Author Question: Details for Chest Tube Placement

Rachael Asks:

I’m sure you get questions on this all the time, but I was wondering what insight you can provide on traumatic wounds. My project is science fiction and the characters in question have enhanced healing and a sped up metabolism which I’ve just been using as my cure-all, smooth-over for any inaccuracies thus far. But then I found your blog- which has been incredibly fascinating and entertaining.
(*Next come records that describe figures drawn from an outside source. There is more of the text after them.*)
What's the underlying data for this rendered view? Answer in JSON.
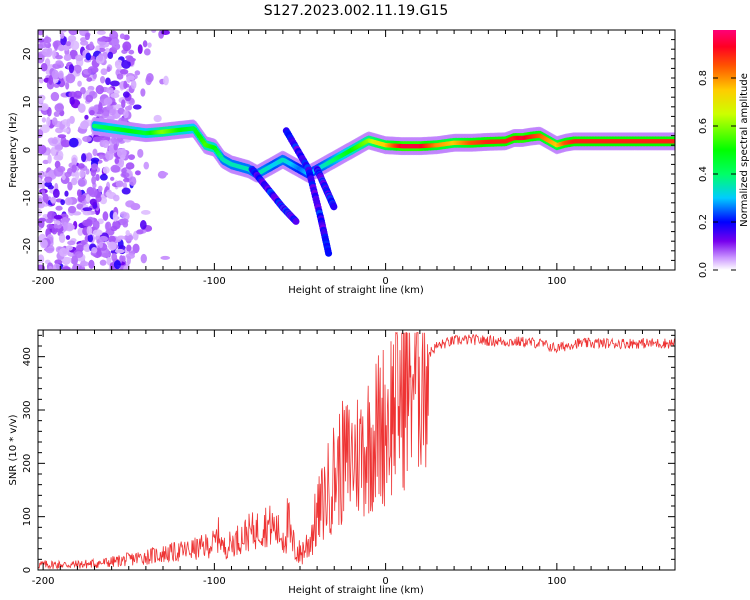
{
  "title": "S127.2023.002.11.19.G15",
  "chart_data": [
    {
      "type": "heatmap",
      "panel": "spectrogram",
      "xlabel": "Height of straight line (km)",
      "ylabel": "Frequency (Hz)",
      "xlim": [
        -203,
        169
      ],
      "ylim": [
        -25,
        25
      ],
      "xticks": [
        -200,
        -100,
        0,
        100
      ],
      "yticks": [
        -20,
        -10,
        0,
        10,
        20
      ],
      "grid": false,
      "colorbar": {
        "label": "Normalized spectral amplitude",
        "range": [
          0.0,
          1.0
        ],
        "ticks": [
          0.0,
          0.2,
          0.4,
          0.6,
          0.8
        ],
        "colormap": "rainbow (white-violet-blue-cyan-green-yellow-orange-red-magenta)"
      },
      "ridge": {
        "description": "dominant frequency track of the normalized spectrum",
        "x": [
          -170,
          -160,
          -150,
          -140,
          -130,
          -120,
          -112,
          -105,
          -100,
          -95,
          -90,
          -85,
          -80,
          -75,
          -70,
          -65,
          -60,
          -55,
          -50,
          -45,
          -40,
          -35,
          -30,
          -25,
          -20,
          -15,
          -10,
          -5,
          0,
          10,
          20,
          30,
          40,
          50,
          60,
          70,
          75,
          80,
          85,
          90,
          95,
          100,
          105,
          110,
          120,
          130,
          140,
          150,
          160,
          169
        ],
        "y": [
          5,
          4.5,
          4,
          3.5,
          3.8,
          4.2,
          4.5,
          1,
          0.5,
          -2,
          -3,
          -3.5,
          -4,
          -5,
          -4,
          -3,
          -2,
          -3,
          -4,
          -5,
          -4,
          -3,
          -2,
          -1,
          0,
          1,
          2,
          1.5,
          1,
          0.8,
          0.8,
          1,
          1.5,
          1.5,
          1.7,
          1.8,
          2.5,
          2.5,
          2.8,
          3,
          2,
          1,
          1.5,
          1.8,
          1.8,
          1.8,
          1.8,
          1.8,
          1.8,
          1.8
        ],
        "amplitude": [
          0.4,
          0.45,
          0.5,
          0.45,
          0.6,
          0.5,
          0.45,
          0.55,
          0.5,
          0.35,
          0.35,
          0.35,
          0.35,
          0.35,
          0.35,
          0.3,
          0.35,
          0.3,
          0.25,
          0.3,
          0.3,
          0.35,
          0.4,
          0.45,
          0.5,
          0.55,
          0.6,
          0.7,
          0.75,
          0.95,
          0.95,
          0.8,
          0.75,
          0.85,
          0.9,
          0.9,
          0.9,
          0.95,
          0.9,
          0.85,
          0.8,
          0.75,
          0.85,
          0.9,
          0.9,
          0.9,
          0.9,
          0.9,
          0.9,
          0.9
        ]
      }
    },
    {
      "type": "line",
      "panel": "snr",
      "xlabel": "Height of straight line (km)",
      "ylabel": "SNR (10 * v/v)",
      "xlim": [
        -203,
        169
      ],
      "ylim": [
        0,
        450
      ],
      "xticks": [
        -200,
        -100,
        0,
        100
      ],
      "yticks": [
        0,
        100,
        200,
        300,
        400
      ],
      "grid": false,
      "series": [
        {
          "color": "#ee3333",
          "x": [
            -203,
            -190,
            -180,
            -170,
            -160,
            -150,
            -140,
            -130,
            -120,
            -110,
            -105,
            -100,
            -97,
            -95,
            -90,
            -85,
            -80,
            -75,
            -70,
            -65,
            -60,
            -57,
            -55,
            -50,
            -45,
            -40,
            -35,
            -30,
            -25,
            -20,
            -15,
            -10,
            -5,
            0,
            5,
            10,
            15,
            20,
            25,
            30,
            40,
            50,
            60,
            70,
            80,
            90,
            95,
            100,
            105,
            110,
            120,
            130,
            140,
            150,
            160,
            169
          ],
          "y": [
            10,
            10,
            10,
            12,
            15,
            20,
            25,
            30,
            35,
            40,
            45,
            50,
            70,
            40,
            50,
            60,
            70,
            75,
            85,
            80,
            60,
            90,
            50,
            30,
            50,
            100,
            140,
            180,
            200,
            210,
            220,
            240,
            260,
            280,
            310,
            340,
            370,
            390,
            405,
            420,
            430,
            432,
            430,
            428,
            428,
            425,
            420,
            415,
            420,
            425,
            425,
            425,
            425,
            425,
            425,
            425
          ]
        }
      ]
    }
  ]
}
The first question I had which led me here was in general for a gunshot wound to the chest though not involving the heart. Namely, the various potential complications, the meds, supplies, or procedures that may be employed, and the sorts of phrases and terminology and reactions that may be overheard from the staff working on the patient. I’ve read on the risks of things like a sucking chest wound and consequential lung collapse, punctured lung, of course blood loss, but I still am at a loss for particularly the things the medical staff on hand would be saying or doing. (Bonus points if you have any tips for the internal monologue for the victim besides “ow.”)

Jordyn Says:

Hi Racheal! Thanks for sending me our question.

Your question is hard to answer. You don’t give specifics of the injury though it looks like you’re leaning toward a collapsed lung. There are a couple of ways you can research the feel of an emergency and that is by watching reality based (non scripted) shows that center on emergency medicine or look for teaching videos (or live videos where they capture the procedure on a real patient on You Tube).

For instance, a patient with a collapsed lung will likely need a chest tube placement. You can search You Tube for “placement of a chest tube” and see what comes up. The below video is pretty good as it gives lots of technical detail on what the physician is doing, seeing, feeling, and even what medicines might be prescribed for the patient. However, it does lack a lot of language of what would be said to the patient during the procedure.

The next video shows more patient interaction and what might be said. Between these two videos you could probably extrapolate together a scene. I will say that typically patients are connected to a larger suction device, but what the below physician is connecting to looks to be a more portable device so the patient can be up and walking. Also, a patient with a tension pneumothorax who is crashing may not receive local anesthesia and may even be unconscious.

Your best option, once the scene is written, is have a medical person who actively is practicing in the field review it. If your scene is written from the POV of the doctor placing the tube, it would need to be more technical versus if you’re writing it from the POV of the patient. You can also search Google for patient experiences of having a chest tube placed to get a feel for the inner dialogue you’re looking for.

Hope this helps and good luck with your story!